When I fire up my computer in the morning, the first thing I do is use a password to log on to the workstation and the network. Starting my mail requires another login, as does browsing the Web through the corporate firewall. Getting into our editorial production system requires another login. And I haven't done any work yet.
Password profusion has become a serious annoyance, especially to people like me who work on corporate networks. And it's more than a nuisance. The difficulty of memorizing multiple passwords and remembering which password goes with what account drives people to such practices as using the same password for multiple accounts. Some people choose easy-to-remember--and easily guessed--passwords such as a phone number. Others paste their passwords to their monitors with sticky notes. By encouraging such practices, the ceaseless demand for passwords can jeopardize the network security it is designed to protect.
This situation is not likely to improve soon. Programs from different companies don't cooperate, so neither your e-mail post office nor your accounting system may understand that you have already logged in to the network. Systems designed to provide a single login for all services are often very difficult to implement.
Over the longer run, things will get better, and passwords, which experts regard as the weakest link in network security, will become less important and may even disappear. Security specialists say accounts can be protected by three things: something you know, such as a password; something you have, such as an access card; or something you are, such as your fingerprint. Over time, what you are and what you have, probably in combination, will replace what you know.
Perhaps the most widely used security devices today are tokens, like the RSA SecurID from Security Dynamics. The SecurID is a card or a key fob that displays a six-digit number that changes every 30 seconds. To log in to a system, you have to enter that number while it is displayed, making it, in effect, a password that is only used once.
Smart cards are a step up in convenience and security--a rare combination. They can be inserted in a special reader or incorporated into an ID badge that can be read from a distance. All the user has to do is enter a PIN number. Most systems will lock a workstation if the card is removed. The system is expensive, though, and many users find it cumbersome to carry a card around all the time.
The hottest idea in the security field is biometrics, the use of some physical characteristic that uniquely identifies you. The most widely used systems use a small pad that reads your fingerprint and lets you in only if it matches the record on file. Others use a small camera to scan the iris of your eye for the same sort of pattern checking. Voiceprints and signatures written on a pressure-sensitive pad are also possibilities.
Biometric approaches are promising but problematic. Designers have to make sure that the computer can't be fooled by, say, a recorded voice or a latex mold of a finger. And the system needs really strong defenses so people can't steal the digital version of your fingerprint or other ID. If your password is compromised, you can set a new password. If you lose a smart card, it can be voided and a new one issued.
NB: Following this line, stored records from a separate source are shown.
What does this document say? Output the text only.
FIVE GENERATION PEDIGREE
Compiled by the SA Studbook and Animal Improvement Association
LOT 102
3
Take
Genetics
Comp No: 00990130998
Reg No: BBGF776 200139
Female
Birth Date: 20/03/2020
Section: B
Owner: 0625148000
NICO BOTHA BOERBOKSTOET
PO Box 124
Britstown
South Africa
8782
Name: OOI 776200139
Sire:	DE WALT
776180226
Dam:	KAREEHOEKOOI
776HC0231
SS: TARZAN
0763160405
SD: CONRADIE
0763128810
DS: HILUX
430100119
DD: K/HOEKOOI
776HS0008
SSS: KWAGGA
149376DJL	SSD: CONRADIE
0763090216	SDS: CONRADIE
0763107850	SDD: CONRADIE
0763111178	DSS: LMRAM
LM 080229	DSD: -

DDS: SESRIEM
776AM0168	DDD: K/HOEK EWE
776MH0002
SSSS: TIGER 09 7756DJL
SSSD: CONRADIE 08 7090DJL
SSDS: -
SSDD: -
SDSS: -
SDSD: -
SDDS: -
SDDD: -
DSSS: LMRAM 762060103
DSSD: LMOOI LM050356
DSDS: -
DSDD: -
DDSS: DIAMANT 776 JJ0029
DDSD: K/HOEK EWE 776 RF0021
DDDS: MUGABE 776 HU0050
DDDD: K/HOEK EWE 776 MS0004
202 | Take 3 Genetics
But if someone gets hold of your digital fingerprint, there's no way to grow a new finger.
Eventually, a combination of smart cards and biometrics will likely replace passwords on corporate networks. But the approach will work only if software companies agree on a common approach to security, since no one wants to carry multiple cards.
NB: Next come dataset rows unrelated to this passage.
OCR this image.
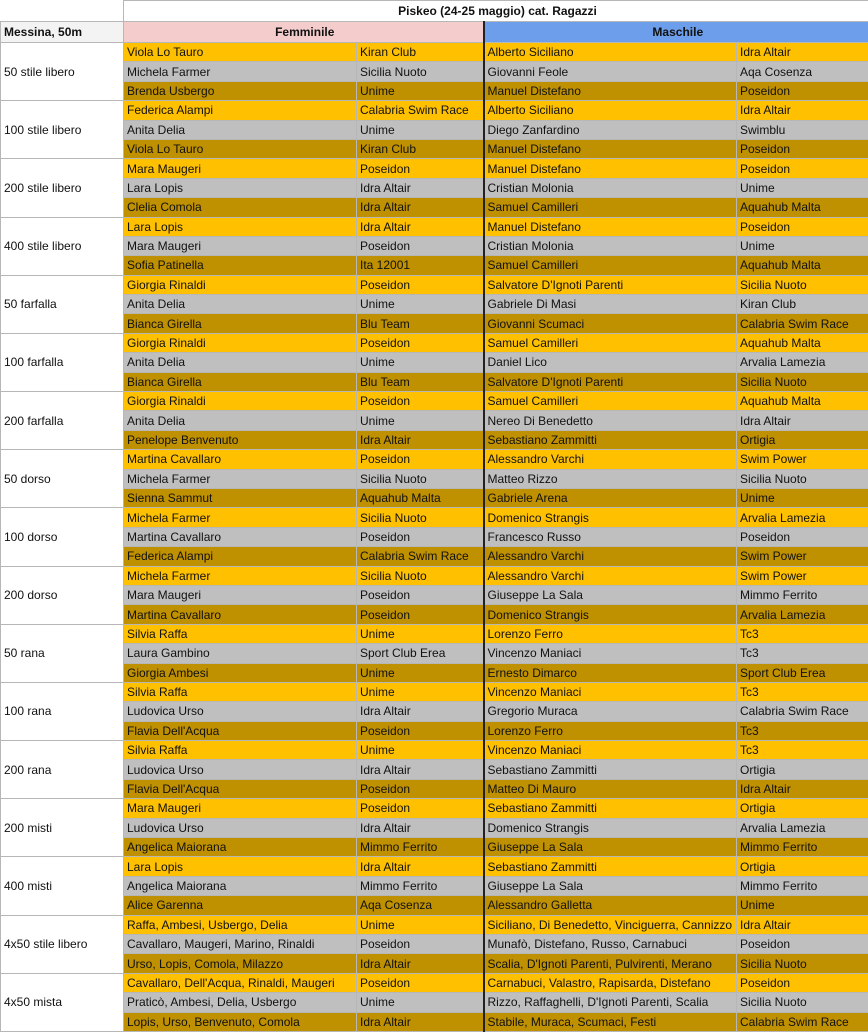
	Piskeo (24-25 maggio) cat. Ragazzi			
Messina, 50m	Femminile		Maschile	
50 stile libero	Viola Lo Tauro	Kiran Club	Alberto Siciliano	Idra Altair
	Michela Farmer	Sicilia Nuoto	Giovanni Feole	Aqa Cosenza
	Brenda Usbergo	Unime	Manuel Distefano	Poseidon
100 stile libero	Federica Alampi	Calabria Swim Race	Alberto Siciliano	Idra Altair
	Anita Delia	Unime	Diego Zanfardino	Swimblu
	Viola Lo Tauro	Kiran Club	Manuel Distefano	Poseidon
200 stile libero	Mara Maugeri	Poseidon	Manuel Distefano	Poseidon
	Lara Lopis	Idra Altair	Cristian Molonia	Unime
	Clelia Comola	Idra Altair	Samuel Camilleri	Aquahub Malta
400 stile libero	Lara Lopis	Idra Altair	Manuel Distefano	Poseidon
	Mara Maugeri	Poseidon	Cristian Molonia	Unime
	Sofia Patinella	Ita 12001	Samuel Camilleri	Aquahub Malta
50 farfalla	Giorgia Rinaldi	Poseidon	Salvatore D'Ignoti Parenti	Sicilia Nuoto
	Anita Delia	Unime	Gabriele Di Masi	Kiran Club
	Bianca Girella	Blu Team	Giovanni Scumaci	Calabria Swim Race
100 farfalla	Giorgia Rinaldi	Poseidon	Samuel Camilleri	Aquahub Malta
	Anita Delia	Unime	Daniel Lico	Arvalia Lamezia
	Bianca Girella	Blu Team	Salvatore D'Ignoti Parenti	Sicilia Nuoto
200 farfalla	Giorgia Rinaldi	Poseidon	Samuel Camilleri	Aquahub Malta
	Anita Delia	Unime	Nereo Di Benedetto	Idra Altair
	Penelope Benvenuto	Idra Altair	Sebastiano Zammitti	Ortigia
50 dorso	Martina Cavallaro	Poseidon	Alessandro Varchi	Swim Power
	Michela Farmer	Sicilia Nuoto	Matteo Rizzo	Sicilia Nuoto
	Sienna Sammut	Aquahub Malta	Gabriele Arena	Unime
100 dorso	Michela Farmer	Sicilia Nuoto	Domenico Strangis	Arvalia Lamezia
	Martina Cavallaro	Poseidon	Francesco Russo	Poseidon
	Federica Alampi	Calabria Swim Race	Alessandro Varchi	Swim Power
200 dorso	Michela Farmer	Sicilia Nuoto	Alessandro Varchi	Swim Power
	Mara Maugeri	Poseidon	Giuseppe La Sala	Mimmo Ferrito
	Martina Cavallaro	Poseidon	Domenico Strangis	Arvalia Lamezia
50 rana	Silvia Raffa	Unime	Lorenzo Ferro	Tc3
	Laura Gambino	Sport Club Erea	Vincenzo Maniaci	Tc3
	Giorgia Ambesi	Unime	Ernesto Dimarco	Sport Club Erea
100 rana	Silvia Raffa	Unime	Vincenzo Maniaci	Tc3
	Ludovica Urso	Idra Altair	Gregorio Muraca	Calabria Swim Race
	Flavia Dell'Acqua	Poseidon	Lorenzo Ferro	Tc3
200 rana	Silvia Raffa	Unime	Vincenzo Maniaci	Tc3
	Ludovica Urso	Idra Altair	Sebastiano Zammitti	Ortigia
	Flavia Dell'Acqua	Poseidon	Matteo Di Mauro	Idra Altair
200 misti	Mara Maugeri	Poseidon	Sebastiano Zammitti	Ortigia
	Ludovica Urso	Idra Altair	Domenico Strangis	Arvalia Lamezia
	Angelica Maiorana	Mimmo Ferrito	Giuseppe La Sala	Mimmo Ferrito
400 misti	Lara Lopis	Idra Altair	Sebastiano Zammitti	Ortigia
	Angelica Maiorana	Mimmo Ferrito	Giuseppe La Sala	Mimmo Ferrito
	Alice Garenna	Aqa Cosenza	Alessandro Galletta	Unime
4x50 stile libero	Raffa, Ambesi, Usbergo, Delia	Unime	Siciliano, Di Benedetto, Vinciguerra, Cannizzo	Idra Altair
	Cavallaro, Maugeri, Marino, Rinaldi	Poseidon	Munafò, Distefano, Russo, Carnabuci	Poseidon
	Urso, Lopis, Comola, Milazzo	Idra Altair	Scalia, D'Ignoti Parenti, Pulvirenti, Merano	Sicilia Nuoto
4x50 mista	Cavallaro, Dell'Acqua, Rinaldi, Maugeri	Poseidon	Carnabuci, Valastro, Rapisarda, Distefano	Poseidon
	Praticò, Ambesi, Delia, Usbergo	Unime	Rizzo, Raffaghelli, D'Ignoti Parenti, Scalia	Sicilia Nuoto
	Lopis, Urso, Benvenuto, Comola	Idra Altair	Stabile, Muraca, Scumaci, Festi	Calabria Swim Race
In personal computing, there's progress in easing password hell. Microsoft Internet Explorer 5.0 can remember passwords for Web sites. Apple offers a similar feature in its new Mac OS 9. And Microsoft is using a new system called Passport, which provides a single login for all Microsoft Network services.
Be a bit careful in using these services, especially IE's password-saving function. If you leave your computer, someone else could get onto a Web site pretending to be you. Especially in the office, you may want to decline IE's offer to remember passwords.
In the business world, security is regarded as paramount. The trouble is that if security measures are too obtrusive, workers will find ways to frustrate them. If companies really want to keep their networks safe, they will have to make security easier.